Paratransit services, otherwise known as dial-a-ride services, are often overlooked by many of the young and able-bodied, but this transportation option can be an essential lifeline for those whose freedom of movement is limited by infirmity or age. Although some may view paratransit services to be an 'extra' or a luxury for municipalities, and one that is used by relatively few when compared to regular public transportation, it can be argued that access to this option is a civic right and an essential component of the Americans with Disabilities Act (ADA).


According to the ADA website

"Public transportation authorities may not discriminate against people with disabilities in the provision of their services. They must comply with requirements for accessibility in newly purchased vehicles, make good faith efforts to purchase or lease accessible used buses, remanufacture buses in an accessible manner, and, unless it would result in an undue burden, provide paratransit where they operate fixed-route bus or rail systems. Paratransit is a service where individuals who are unable to use the regular transit system independently (because of a physical or mental impairment) are picked up and dropped off at their destinations."

With an effective paratransit service, the elderly and the disabled can get on-demand door-to-door transportation in and around cities, which helps these community members regain some of their independence, as well as their dignity. A well-run paratransit service will offer an extensive suite of solutions to make sure its scheduling and dispatching systems are adequate to meet the needs of its customers, and will have well-trained personnel to handle call center, dispatching, and driving and maintenance tasks.

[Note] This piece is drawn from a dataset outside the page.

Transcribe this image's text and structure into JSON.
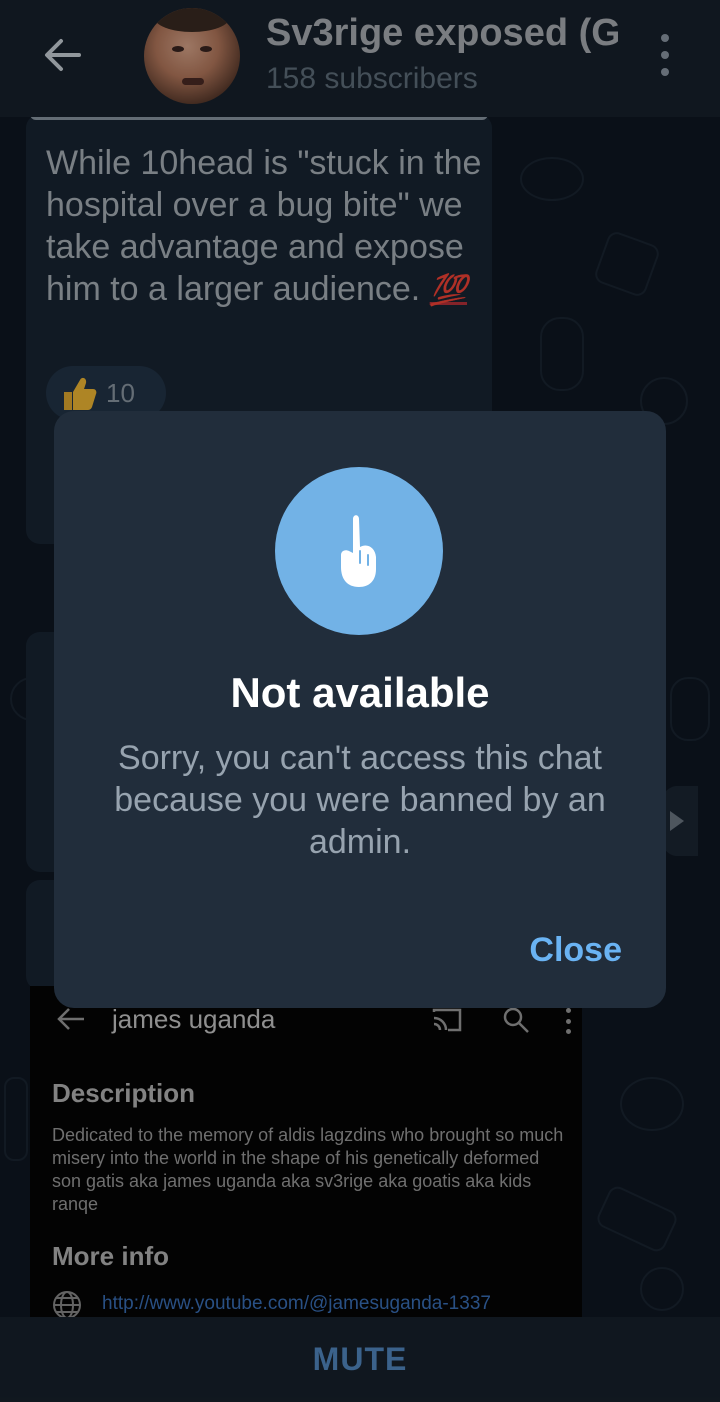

By contracting with a paratransit service, which will then manage and optimize the productivity and performance of the routes, it allows the transit authority to keep its focus on regular public transport issues, while the paratransit service solves the first-mile and last-mile concerns for the elderly and disabled. Contracting with a paratransit service, rather than operating one in-house, can also be a way for transit agencies to cut some costs while providing the required services, depending on the particular situation.